3\. Polish, release, and share. If the project is still interesting, continue
iterating. Otherwise, go back to step 1 and repeat.

I try to keep this cycle short but that isn't always practical, so I
compensate by having multiple project going on at the same time. These roughly
fall into a few different timescales: one-off (a few hours in one go), short
(1 or 2 weeks freetime), medium (a month or so with interruptions), and long
(3 months+ of very off-and-on work).

This process has let me create, explore, and learn quite a bit without getting
burned out. It has also taken me in directions I never expected.

I don't know any of this would work more broadly. Again, my driving force is
to just to create things. I'm operating in a bit of a vacuum with no real
audience in mind or much in the way of external pressures.

\---

Main takeaways:

\- Side projects should be for you.

\- Mix short and long term deliverables and goals.

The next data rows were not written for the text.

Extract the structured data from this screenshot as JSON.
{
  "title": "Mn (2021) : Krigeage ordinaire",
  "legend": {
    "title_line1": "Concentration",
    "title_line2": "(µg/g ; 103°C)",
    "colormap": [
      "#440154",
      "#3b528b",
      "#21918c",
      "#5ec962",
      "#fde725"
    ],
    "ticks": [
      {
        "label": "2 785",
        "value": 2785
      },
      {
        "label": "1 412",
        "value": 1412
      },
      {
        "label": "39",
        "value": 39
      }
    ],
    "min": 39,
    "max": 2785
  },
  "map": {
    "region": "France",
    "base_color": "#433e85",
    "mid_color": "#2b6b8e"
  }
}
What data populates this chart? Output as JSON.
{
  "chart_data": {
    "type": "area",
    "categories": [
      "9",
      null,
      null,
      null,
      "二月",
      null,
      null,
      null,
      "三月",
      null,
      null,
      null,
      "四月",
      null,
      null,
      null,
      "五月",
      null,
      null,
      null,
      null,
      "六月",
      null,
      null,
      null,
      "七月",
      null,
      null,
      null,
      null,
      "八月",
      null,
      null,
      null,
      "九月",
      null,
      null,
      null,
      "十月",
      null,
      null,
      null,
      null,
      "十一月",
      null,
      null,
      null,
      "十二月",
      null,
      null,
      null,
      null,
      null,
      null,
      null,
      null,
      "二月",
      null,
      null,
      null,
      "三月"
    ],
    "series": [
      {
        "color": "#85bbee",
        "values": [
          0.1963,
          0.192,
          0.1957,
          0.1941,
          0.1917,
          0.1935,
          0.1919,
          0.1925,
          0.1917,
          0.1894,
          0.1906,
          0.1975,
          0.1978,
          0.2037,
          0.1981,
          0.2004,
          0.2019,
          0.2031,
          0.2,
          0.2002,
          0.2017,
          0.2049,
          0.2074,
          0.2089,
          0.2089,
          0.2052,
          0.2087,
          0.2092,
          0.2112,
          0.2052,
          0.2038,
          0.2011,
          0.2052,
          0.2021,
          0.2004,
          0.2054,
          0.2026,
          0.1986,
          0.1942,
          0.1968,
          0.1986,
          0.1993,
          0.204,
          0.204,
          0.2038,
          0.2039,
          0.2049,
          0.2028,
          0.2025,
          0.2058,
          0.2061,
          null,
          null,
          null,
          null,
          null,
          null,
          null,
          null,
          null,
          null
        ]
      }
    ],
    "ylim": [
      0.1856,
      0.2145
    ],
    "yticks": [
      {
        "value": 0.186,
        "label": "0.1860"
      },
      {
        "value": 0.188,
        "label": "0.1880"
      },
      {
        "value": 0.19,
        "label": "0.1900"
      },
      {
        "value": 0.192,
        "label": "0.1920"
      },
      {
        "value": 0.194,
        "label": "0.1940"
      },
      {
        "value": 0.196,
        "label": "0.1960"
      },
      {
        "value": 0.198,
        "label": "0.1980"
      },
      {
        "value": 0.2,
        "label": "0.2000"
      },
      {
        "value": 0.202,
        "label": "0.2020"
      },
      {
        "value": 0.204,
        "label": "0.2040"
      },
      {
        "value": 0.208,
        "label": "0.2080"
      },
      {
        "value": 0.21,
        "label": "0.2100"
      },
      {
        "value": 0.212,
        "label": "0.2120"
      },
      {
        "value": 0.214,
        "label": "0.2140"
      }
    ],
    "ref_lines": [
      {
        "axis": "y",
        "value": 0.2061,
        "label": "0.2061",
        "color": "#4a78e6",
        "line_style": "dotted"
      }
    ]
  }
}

\- Have variety and continually iterate to avoid burn out.

Since writing the above in early 2018, I actually did learn letterpress in
order to complete the propaganda waveform project[2], which itself led to me
traveling to Switzerland for a letterpress poster design class, which led to
all sorts of adventures in Switzerland and Italy and tons of new project
ideas. I'm also continuing to explore selling more (including selling printed
posters)

Again, this general mode of working has let me explore a large number of side
projects while doing good work in my day job. There is really nothing special
to it. However side projects have been incredibly important to me and I hope
these points may be useful to someone else too

[1]:
[https://github.com/mattbierner/blog.mattbierner.com/issues/1...](https://github.com/mattbierner/blog.mattbierner.com/issues/11)

[2]: [https://blog.mattbierner.com/anwar-
wave/](https://blog.mattbierner.com/anwar-wave/)

------
wayanon
This came at just the right time for me!